Unfortunately, the emphasis on faster counting has jeopardized an even more important objective: Assuring that the results accurately reflect what the voters intended.

Machines in use in several Pennsylvania counties this year recorded a vote for Gov. Romney even though the voter had pressed the box for President Obama. Although alert voters recognized the problem and brought it to the attention of election officials, it is unclear how many people may have voted before anyone noticed the error.

To this point, problems with electronic voting have been labeled as honest errors. 

However, the lack of fraudulent intent does not justify recording or counting votes inaccurately. 

Furthermore, with the huge amounts of money being spent to influence elections, it is inevitable that someone will attempt to rig the outcome by an intentional programming error.

A reasonable safeguard against both honest errors and fraud would be to require a printout by which people could verify that their votes were recorded as intended. 

Collecting those printouts in a secure ballot box at each polling place would assure the availability of a paper record if the accuracy of the electronic count were in doubt. Some states already have such a requirement. Pennsylvania should adopt one, too.

Fourth, the most aggravating part of the election for most voters was the seemingly unending television ads, mailings and automated telephone calls. Because of U.S. Supreme Court decisions, Congress and the state legislatures lack the legal authority to prohibit unlimited campaign spending by the super-rich and the special interests.

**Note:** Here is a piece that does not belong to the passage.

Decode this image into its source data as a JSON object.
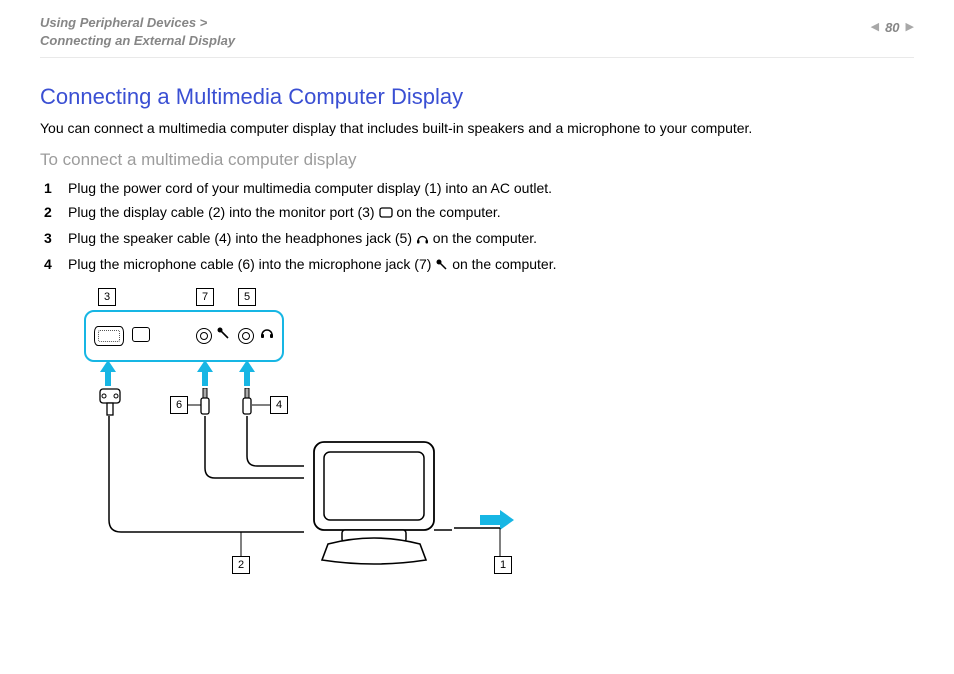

However, there is hope for relief. Congress should plug the loophole in the national Do-Not-Call Registry to allow voters to block political robocalls.

Congress should also force special interest groups to disclose their true identity in the campaign material they circulate. When the Chamber of Commerce or a labor union puts its name on an ad or a mailing, voters can evaluate the information with knowledge of the philosophy of the organization trying to influence their vote.

Unfortunately, that evaluation is much more difficult when the sponsor hides behind some innocent-sounding name such as American Crossroads or Americans for Prosperity.

Making changes in election laws is always a challenge because each party tries to protect those rules that provide it with an advan-  tage.

Therefore, the best chance of overcoming partisan scheming is to act in 2013, when the complaints from 2012 are still fresh in voters’ minds and there is less certainty about whether a proposed reform would help, or hurt, a particular party or candidate in 2016.

 

William Lloyd of Somerset represented Somerset County in the state House of Representatives (1981-1998) and served as the state’s small business advocate (November 2003-October 2011). He writes a monthly column for The Tribune-Democrat.